Бунши уселась в кресло Барышника по-мужски, перекинув левую ногу через подлокотник. Нсака в дверном проеме, словно сторожила кого. О́го стоял недвижимо, а старуха Соголон перестала чертить руны в воздухе. Такое чувство возникло, будто я в кругу детишек, ждущих, когда дедушка расскажет им новую сказку про старого Нанси, демона-паука, когда-то бывшего человеком. Это напомнило мне: никогда не принимай россказни про любого бога, или духа, или волшебное существо за истину. Если всё выдумывают боги, то не была ли и истина всего лишь очередной выдумкой?
– Давным-давно это было, когда Кваш Дара, тогда еще принц, был окружен множеством друзей, с кем он предавался охотничьим забавам, по девкам шлялся, пьянки с драками устраивал, как и всякий мальчишка его возраста. Один друг в особенности превосходил его на охоте, и в забавах с девками, и в пьянках, и в драках, и все ж при всем при том шли они по жизни как братья. Друзья даже тогда, когда старый Король заболел и отправился к праотцам. Басу Фумангуру стал известен как человек, что нашептывает советы Королю. К тому времени Совет старейшин тоже почил в бозе. Кваш Дара с детских лет этот Совет ненавидел. «Почему они всегда берут молодых девочек? – спрашивал он, бывало, у своей бабки. – Я слышал, что они рукосуйствуют, а семя свое относят на речные острова в дар какому-то божеству». Король, когда принцем был, учился во дворце мудрости и был с избытком насыщен знаниями, наукой, тем, что имело вес и размеры, а не было просто верованием. То же и с Басу Фумангуру. Кваш Дара знал Басу как человека, во всем на него похожего, и любил его за это. «Басу, – говорил он, – ты во всем, как я. И хочу, чтоб так же, как я взошел на трон, так и ты взошел на место среди старейшин». Басу отвечал, что не нужно ему этого места, потому что старейшины заседают в Малакале, в пяти-шести днях верхом от Фасиси, города, где он родился, где жили все, кого он знал. К тому же он все еще молод, а стать старейшиной значило отрешиться от многого. Король сказал, мол, Басу уже слишком стар для любовниц, и оба они слишком стары для охотничьих забав. Пришла пора отринуть все это и заняться благом королевства. Басу возражал, и возражал до тех пор, пока Король не швырнул свой королевский скипетр наземь и не возгласил: «Волей богов я Кваш Дара и такова моя воля!» Так что Басу Фумангуру занял место среди старейшин в Малакале, чтоб извещать Короля о событиях так, словно тот их собственным слухом воспринимал. Но тут странный оборот вышел. Басу полюбилась его должность. Сделался он благочестивым и набожным, жену взял, не красавицу, но чистую. Было у них много детей. Король отправил его в Совет, дабы наверняка направить мудрость старейшин в русло желаний Королевского Дома.

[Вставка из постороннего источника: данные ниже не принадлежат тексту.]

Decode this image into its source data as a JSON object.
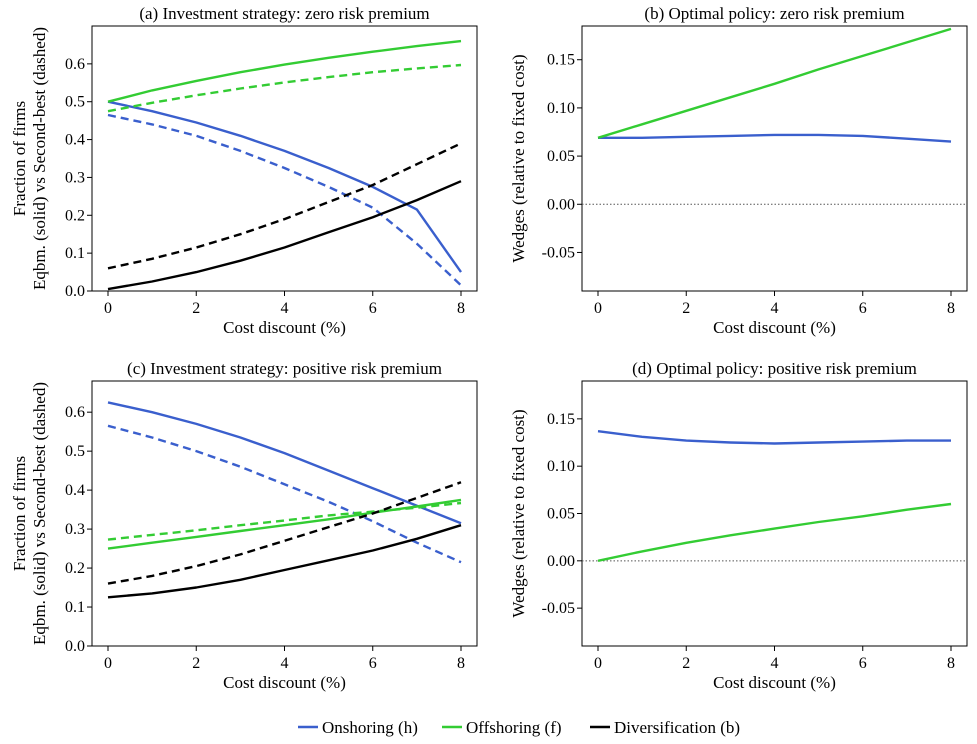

Вместо этого Басу требовал, чтобы желания Королевского Дома поверялись мудростью старейшин. Все было борьбой, борьбой, борьбой. Он слал вызов Королю в разногласиях, какие отстукивали барабаны, слал ему вызов в письмах и множестве петиций, какие доставляли пешие и конные посланники. Бросал ему вызов во время посещений королевского двора, и даже оставаясь наедине в покоях Короля. Когда Король возглашал: это так, потому что я Король, – Басу Фумангуру представлял свое понимание дела на улицах Малакала, и это быстрей заразы разлеталось по улицам Джубы, тропам Луала-Луала и по великолепным дорогам самого Фасиси. «Ты Король, – говорил, бывало, Басу, – но не небожитель, пока не войдешь в сонм предков, как твой отец».